Когда-то одноклассник выступил с докладом по «Кыси». Мой собственный текст тогда померк. Единственный раз я почувствовала честное поражение. Подростковое упрямство сделало своё — роман я не прочитала. И вот спустя годы открыла. Прочитала за день, почти взахлёб. Впервые за четыре года текст вошёл без сопротивления. Подумалось и о другом: роман начат в год моего рождения и четыре десятка лет ходил где-то рядом, не даваясь. Книга действительно находит вовремя.
Мир «после взрыва». Мутировавшая флора, фауна, язык. Культура в руках «прежних», хрупких хранителей памяти. Бенедикт — сын женщины из прошлого, человек, который постепенно поднимается по иерархии, не замечая, как теряет внутренний ориентир. И Кысь — существо, которого никто не видел, но которого все боятся. Кысь как образ страха перед неизвестным и перед собственной тёмной стороной. Как крик из леса, который парализует разум.
Толстая создала не столько антиутопию, сколько диагноз распада языка. Герои говорят на изменённом русском, где обломки прошлого сцеплены случайными созвучиями. История отсутствует как система. Книги стоят рядом по звуку, а не по смыслу. Забвение действует продуктивно: мышь касается — память исчезает.

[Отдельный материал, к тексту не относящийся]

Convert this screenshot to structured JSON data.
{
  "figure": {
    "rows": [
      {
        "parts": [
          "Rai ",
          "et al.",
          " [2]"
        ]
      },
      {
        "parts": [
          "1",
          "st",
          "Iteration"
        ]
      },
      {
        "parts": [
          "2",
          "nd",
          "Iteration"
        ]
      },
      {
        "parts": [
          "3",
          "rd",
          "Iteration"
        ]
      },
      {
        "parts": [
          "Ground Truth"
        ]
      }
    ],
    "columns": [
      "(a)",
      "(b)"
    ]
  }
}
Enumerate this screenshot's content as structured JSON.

Спор о жанре вторичен. «Кысь» работает не как прогноз будущего, а как рентген языка. Синтаксис, вдохновлённый письмами Ивана Грозного, ломает причинно-следственные связи. Культура распадается на рифмы и случайные совпадения. Память теряет иерархию.
Здесь главный нерв — утрата различения. Когда всё звучит одинаково, всё равноценно, всё перемешано. Мы живём в «Кыси» — не в жанровом смысле, а в состоянии языка. Слова существуют, причинно-следственные связи размываются. Страх живёт в воображении, но управляет поступками. Человек легко уступает место идее.

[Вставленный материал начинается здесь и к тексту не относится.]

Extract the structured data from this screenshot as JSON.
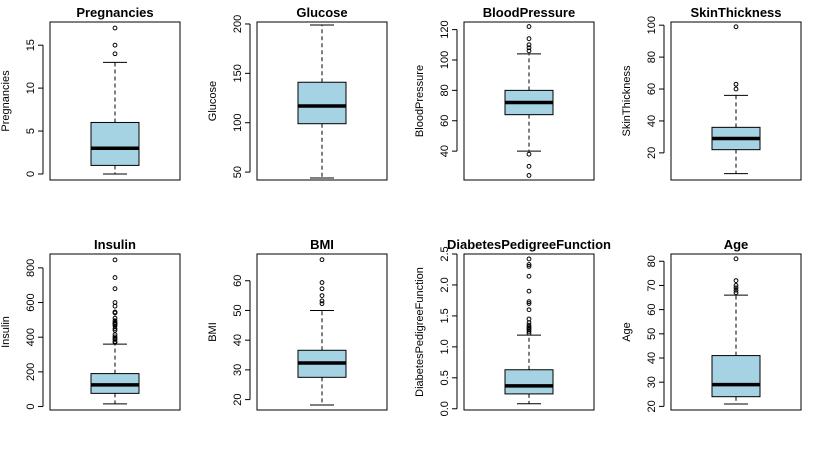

И при этом остаётся Никита Иванович — носитель памяти, тихий хранитель смысла.
Недавно мы с детьми гуляли по Петербургу. У Дома книги разговорились с пожилым петербуржцем. Он рассказывал, в какие окна смотреть, чтобы «проникнуться Достоевским», почему стоит поехать в Кронштадт, какие здания читать как текст. Дети слушали, не перебивая.

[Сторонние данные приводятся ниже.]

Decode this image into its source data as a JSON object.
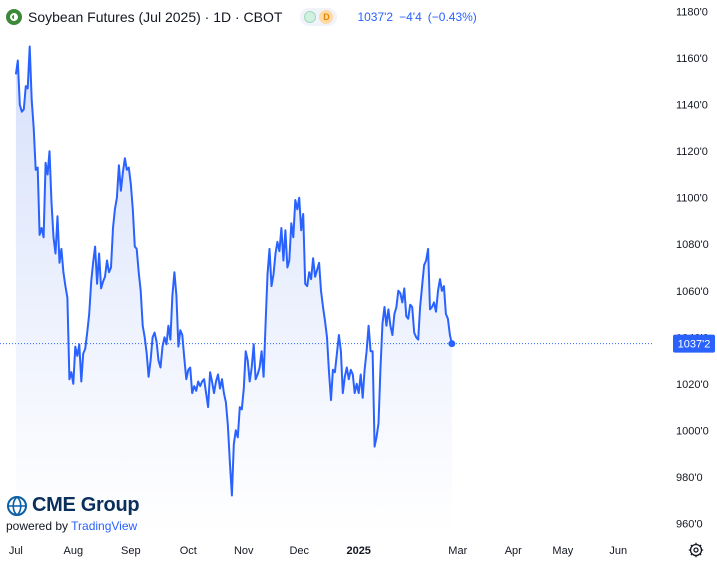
{
  "header": {
    "title": "Soybean Futures (Jul 2025) · 1D · CBOT",
    "status_badge": "D",
    "last_price": "1037'2",
    "change": "−4'4",
    "change_pct": "(−0.43%)"
  },
  "branding": {
    "logo_text": "CME Group",
    "powered_prefix": "powered by ",
    "powered_brand": "TradingView"
  },
  "colors": {
    "line": "#2962ff",
    "fill_top": "#d6e0fb",
    "fill_bottom": "#ffffff",
    "axis_text": "#131722",
    "price_label_bg": "#2962ff"
  },
  "chart_data": {
    "type": "area",
    "ylim": [
      955,
      1185
    ],
    "y_ticks": [
      "1180'0",
      "1160'0",
      "1140'0",
      "1120'0",
      "1100'0",
      "1080'0",
      "1060'0",
      "1040'0",
      "1020'0",
      "1000'0",
      "980'0",
      "960'0"
    ],
    "y_tick_values": [
      1180,
      1160,
      1140,
      1120,
      1100,
      1080,
      1060,
      1040,
      1020,
      1000,
      980,
      960
    ],
    "x_ticks": [
      "Jul",
      "Aug",
      "Sep",
      "Oct",
      "Nov",
      "Dec",
      "2025",
      "Mar",
      "Apr",
      "May",
      "Jun"
    ],
    "x_tick_positions": [
      0,
      29,
      58,
      87,
      115,
      143,
      173,
      223,
      251,
      276,
      304
    ],
    "x_range": [
      -8,
      321
    ],
    "current_price": 1037.25,
    "current_price_label": "1037'2",
    "series": [
      {
        "values": [
          1153,
          1159,
          1140,
          1137,
          1138,
          1148,
          1147,
          1165,
          1142,
          1130,
          1112,
          1113,
          1084,
          1087,
          1083,
          1115,
          1110,
          1120,
          1098,
          1083,
          1076,
          1092,
          1072,
          1078,
          1068,
          1062,
          1057,
          1022,
          1025,
          1020,
          1036,
          1032,
          1037,
          1021,
          1033,
          1035,
          1042,
          1050,
          1064,
          1072,
          1079,
          1063,
          1076,
          1061,
          1064,
          1066,
          1073,
          1068,
          1070,
          1087,
          1095,
          1100,
          1114,
          1103,
          1111,
          1117,
          1112,
          1113,
          1106,
          1095,
          1079,
          1078,
          1068,
          1060,
          1045,
          1040,
          1033,
          1023,
          1030,
          1040,
          1042,
          1038,
          1030,
          1027,
          1036,
          1040,
          1037,
          1045,
          1039,
          1058,
          1068,
          1058,
          1036,
          1043,
          1041,
          1031,
          1022,
          1026,
          1027,
          1016,
          1019,
          1017,
          1021,
          1019,
          1021,
          1022,
          1016,
          1010,
          1025,
          1021,
          1016,
          1021,
          1024,
          1018,
          1022,
          1016,
          1012,
          1002,
          986,
          972,
          994,
          1000,
          997,
          1010,
          1009,
          1018,
          1034,
          1030,
          1021,
          1027,
          1037,
          1022,
          1024,
          1027,
          1034,
          1023,
          1046,
          1067,
          1078,
          1062,
          1067,
          1076,
          1081,
          1077,
          1087,
          1073,
          1086,
          1070,
          1073,
          1089,
          1083,
          1099,
          1095,
          1100,
          1086,
          1093,
          1063,
          1062,
          1068,
          1065,
          1074,
          1066,
          1069,
          1072,
          1060,
          1053,
          1047,
          1040,
          1025,
          1013,
          1026,
          1025,
          1033,
          1041,
          1034,
          1016,
          1023,
          1027,
          1022,
          1026,
          1024,
          1016,
          1020,
          1016,
          1024,
          1014,
          1026,
          1034,
          1045,
          1034,
          1034,
          993,
          997,
          1003,
          1027,
          1046,
          1053,
          1045,
          1052,
          1045,
          1041,
          1050,
          1053,
          1060,
          1059,
          1055,
          1061,
          1049,
          1048,
          1054,
          1053,
          1042,
          1040,
          1039,
          1053,
          1062,
          1071,
          1073,
          1078,
          1052,
          1053,
          1055,
          1051,
          1060,
          1065,
          1060,
          1062,
          1050,
          1048,
          1041,
          1037.25
        ]
      }
    ]
  }
}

Когда я читала о Никите Ивановиче, передо мной стоял этот Человек, чьё имя я даже не спросила, да и зачем оно в пути...
Пока существуют такие носители памяти и пока дети готовы их слушать, «прежние» не исчезли окончательно. Разум ещё не перерезан. Великое продолжает работать — тихо, без пафоса, но во благо.
И это сегодня звучит актуальнее любых споров.